MILLEDGEVILLE — Former Georgia College professor and coach Geza Martiny's influence spans multiple sports. The Hungarian native's 1964 Holy Names University women's volleyball team was recently elected to the Oakland, Calif. school's Athletic Hall of Fame.
While teaching physical education, exercise science and biomechanics classes at the then College of the Holy Names, Martiny noticed a large group of skilled ladies in volleyball class. The sport was popular at many state Catholic high schools at the time.
“They were already high-skilled players,” Martiny remembers. “I said why don't we start a team.”
After only a few months of practice, the Holy Names squad dominated its first match over an Oakland rival.
Female athletes only option was intercollegiate invitational volleyball tournaments. The Holy Names team defeated all comers from the United States Volleyball Association Region 12, which included California, Oregon, Washington and Nevada.

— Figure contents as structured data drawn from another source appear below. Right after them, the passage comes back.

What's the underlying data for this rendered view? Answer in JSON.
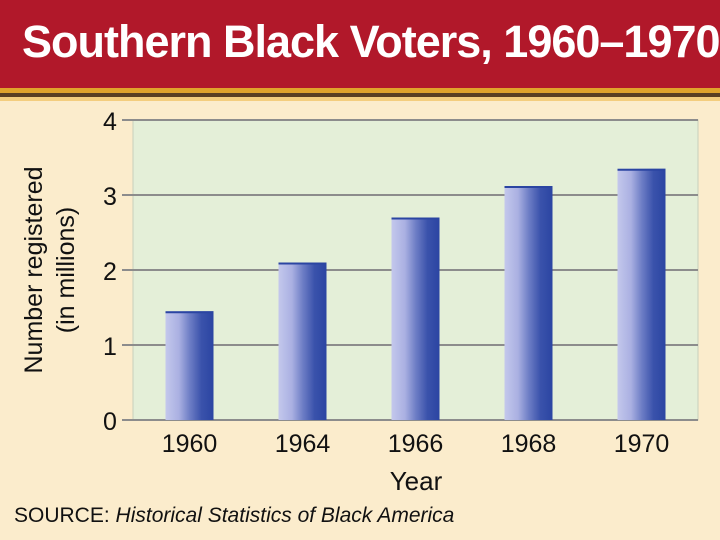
{
  "header": {
    "title": "Southern Black Voters, 1960–1970"
  },
  "source": {
    "label": "SOURCE:",
    "work": "Historical Statistics of Black America"
  },
  "colors": {
    "header_bg": "#b1182a",
    "plot_bg": "#e4efd8",
    "page_bg": "#fbeccc",
    "bar_dark": "#2b45a2",
    "bar_light": "#c4c8ec"
  },
  "chart_data": {
    "type": "bar",
    "title": "Southern Black Voters, 1960–1970",
    "xlabel": "Year",
    "ylabel": "Number registered",
    "ylabel_sub": "(in millions)",
    "categories": [
      "1960",
      "1964",
      "1966",
      "1968",
      "1970"
    ],
    "values": [
      1.45,
      2.1,
      2.7,
      3.12,
      3.35
    ],
    "ylim": [
      0,
      4
    ],
    "yticks": [
      "0",
      "1",
      "2",
      "3",
      "4"
    ],
    "grid": true,
    "legend": "none"
  }
}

Major programs at San Jose State and Stanford University couldn't compete.
“We never lost anything,” Martiny said. “We won all of the time.”

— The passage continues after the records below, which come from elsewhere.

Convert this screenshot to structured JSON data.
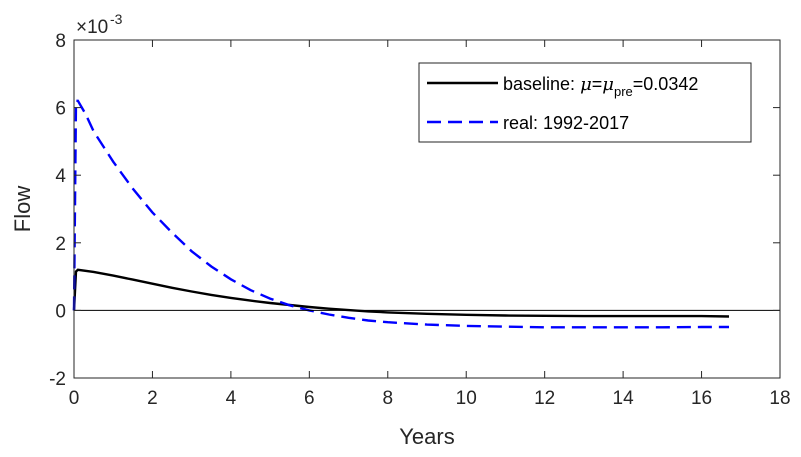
{
  "chart_data": {
    "type": "line",
    "title": "",
    "xlabel": "Years",
    "ylabel": "Flow",
    "xlim": [
      0,
      18
    ],
    "ylim": [
      -2,
      8
    ],
    "y_exponent_label": "×10",
    "y_exponent_power": "-3",
    "x_ticks": [
      "0",
      "2",
      "4",
      "6",
      "8",
      "10",
      "12",
      "14",
      "16",
      "18"
    ],
    "y_ticks": [
      "-2",
      "0",
      "2",
      "4",
      "6",
      "8"
    ],
    "zero_line": true,
    "grid": false,
    "legend_position": "top-right",
    "series": [
      {
        "name": "baseline",
        "legend_prefix": "baseline: ",
        "legend_mu": "μ",
        "legend_eq1": "=",
        "legend_sub": "pre",
        "legend_value": "=0.0342",
        "color": "#000000",
        "style": "solid",
        "x": [
          0,
          0.05,
          0.1,
          0.5,
          1,
          1.5,
          2,
          2.5,
          3,
          3.5,
          4,
          4.5,
          5,
          5.5,
          6,
          6.5,
          7,
          7.5,
          8,
          9,
          10,
          11,
          12,
          13,
          14,
          15,
          16,
          16.7
        ],
        "y": [
          0,
          1.15,
          1.2,
          1.14,
          1.03,
          0.91,
          0.79,
          0.67,
          0.56,
          0.46,
          0.37,
          0.29,
          0.22,
          0.16,
          0.1,
          0.05,
          0.01,
          -0.03,
          -0.06,
          -0.1,
          -0.13,
          -0.15,
          -0.16,
          -0.17,
          -0.17,
          -0.17,
          -0.17,
          -0.18
        ]
      },
      {
        "name": "real: 1992-2017",
        "color": "#0000ff",
        "style": "dashed",
        "x": [
          0,
          0.05,
          0.1,
          0.3,
          0.5,
          1,
          1.5,
          2,
          2.5,
          3,
          3.5,
          4,
          4.5,
          5,
          5.5,
          6,
          6.5,
          7,
          7.5,
          8,
          9,
          10,
          11,
          12,
          13,
          14,
          15,
          16,
          16.7
        ],
        "y": [
          0,
          6.2,
          6.2,
          5.8,
          5.3,
          4.4,
          3.6,
          2.9,
          2.3,
          1.75,
          1.3,
          0.92,
          0.6,
          0.35,
          0.15,
          0.0,
          -0.12,
          -0.22,
          -0.3,
          -0.35,
          -0.42,
          -0.46,
          -0.48,
          -0.5,
          -0.5,
          -0.5,
          -0.5,
          -0.49,
          -0.49
        ]
      }
    ]
  }
}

Since the team beat all of the university opponents, team members earned the right to represent Region 12 at the 1964 U.S. Olympic Tryout in New York City.

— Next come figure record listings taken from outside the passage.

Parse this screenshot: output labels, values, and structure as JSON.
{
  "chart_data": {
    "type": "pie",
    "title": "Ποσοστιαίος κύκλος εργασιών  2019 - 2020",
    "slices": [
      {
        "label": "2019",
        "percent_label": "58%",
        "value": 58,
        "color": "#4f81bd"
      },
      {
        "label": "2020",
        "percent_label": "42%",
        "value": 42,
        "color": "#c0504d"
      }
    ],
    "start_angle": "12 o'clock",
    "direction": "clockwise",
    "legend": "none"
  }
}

Holy Names organized a successful fundraiser that included some volleyball scrimmages against the Oakland Raiders professional football team to fund the 18-hour trip.
Martiny said the ladies performed well against more experienced adult women, just missing the semifinals. Two players were honorable mentions for the Olympic volleyball team.
“It was unusual that kids could compete against women,” the old coach said.
Martiny established a Canadian volleyball team after leaving Holy Names. He also served on the U.S. and Canadian Olympic committees.
The “Scientific Approach to International Volleyball” textbook was authored by the successful instructor and published by the Canadian Association.
Watching poor volleyball formation strategy spurred the book.